In Chapter 55, Becky's household staff and landlord confront her about her financial situation: in order to continue living the high life in London, she has neglected to pay either party. Thackeray uses dialect to highlight the class disparity between Becky, the erstwhile socialite, and Raggles, her landlord—and formerly the butler for Becky's husband's family:

‘O Mam,’ said Raggles, ‘I never thought to live to see this year day, I’ve known the Crawley family ever since I was born. I lived butler with Miss Crawley for thirty years; and I little thought one of that family was a goin’ to ruing me – yes, ruing me’ – said the poor fellow, with tears in his eyes. ‘Har you a goin’ to pay me? You’ve lived in this ’ouse four year. You’ve ’ad my substance: my plate and linning. You ho me a milk and butter bill of two ’undred pound, you must ’ave noo-laid heggs for your homlets, and cream for you spanil dog.’

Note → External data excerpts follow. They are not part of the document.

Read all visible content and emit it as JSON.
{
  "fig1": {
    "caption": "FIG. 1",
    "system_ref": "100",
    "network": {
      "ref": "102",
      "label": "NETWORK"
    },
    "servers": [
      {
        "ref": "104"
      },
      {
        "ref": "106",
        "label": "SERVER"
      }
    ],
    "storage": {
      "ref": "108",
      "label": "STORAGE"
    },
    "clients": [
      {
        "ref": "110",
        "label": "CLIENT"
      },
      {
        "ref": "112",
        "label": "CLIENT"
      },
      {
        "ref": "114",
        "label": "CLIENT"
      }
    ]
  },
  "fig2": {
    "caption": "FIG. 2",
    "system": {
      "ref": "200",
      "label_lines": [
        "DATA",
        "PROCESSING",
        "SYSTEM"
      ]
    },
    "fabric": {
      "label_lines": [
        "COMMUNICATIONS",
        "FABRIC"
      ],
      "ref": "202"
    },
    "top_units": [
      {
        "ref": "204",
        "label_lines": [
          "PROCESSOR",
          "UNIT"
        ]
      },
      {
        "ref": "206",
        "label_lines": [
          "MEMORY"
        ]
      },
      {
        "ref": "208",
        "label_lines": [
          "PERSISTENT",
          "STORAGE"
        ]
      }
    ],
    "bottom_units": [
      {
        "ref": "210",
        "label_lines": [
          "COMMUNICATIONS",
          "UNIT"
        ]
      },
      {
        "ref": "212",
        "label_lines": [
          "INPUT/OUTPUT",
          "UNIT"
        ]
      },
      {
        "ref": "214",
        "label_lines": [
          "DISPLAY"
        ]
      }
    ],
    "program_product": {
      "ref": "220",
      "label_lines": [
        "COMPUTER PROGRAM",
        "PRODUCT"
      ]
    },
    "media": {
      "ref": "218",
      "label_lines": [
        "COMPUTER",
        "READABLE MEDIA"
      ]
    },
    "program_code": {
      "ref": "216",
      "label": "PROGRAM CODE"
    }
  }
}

Through manipulating punctuation, spelling, and grammar, Thackeray gives Raggles's dialogue an unmistakable roughness that contrasts with the affected refinement of Becky's own speech. There is a considerable amount of situational irony to this distinction: while Becky may appear refined, it is Raggles who has ascended the ranks of society. After leaving the service of the Crawley family, he has opened his own food shop and acquired a house to rent out—while Becky has driven Rawdon and herself to ruin by vastly overextending their means in order to maintain a façade of gentility. 

In Thackeray's England, dialect is an inextricable part of class differentiation and social stratification. That comes across throughout Vanity Fair, where Thackeray has written the dialogue of a variety of his characters in dialects that represent their regional identity and their social status.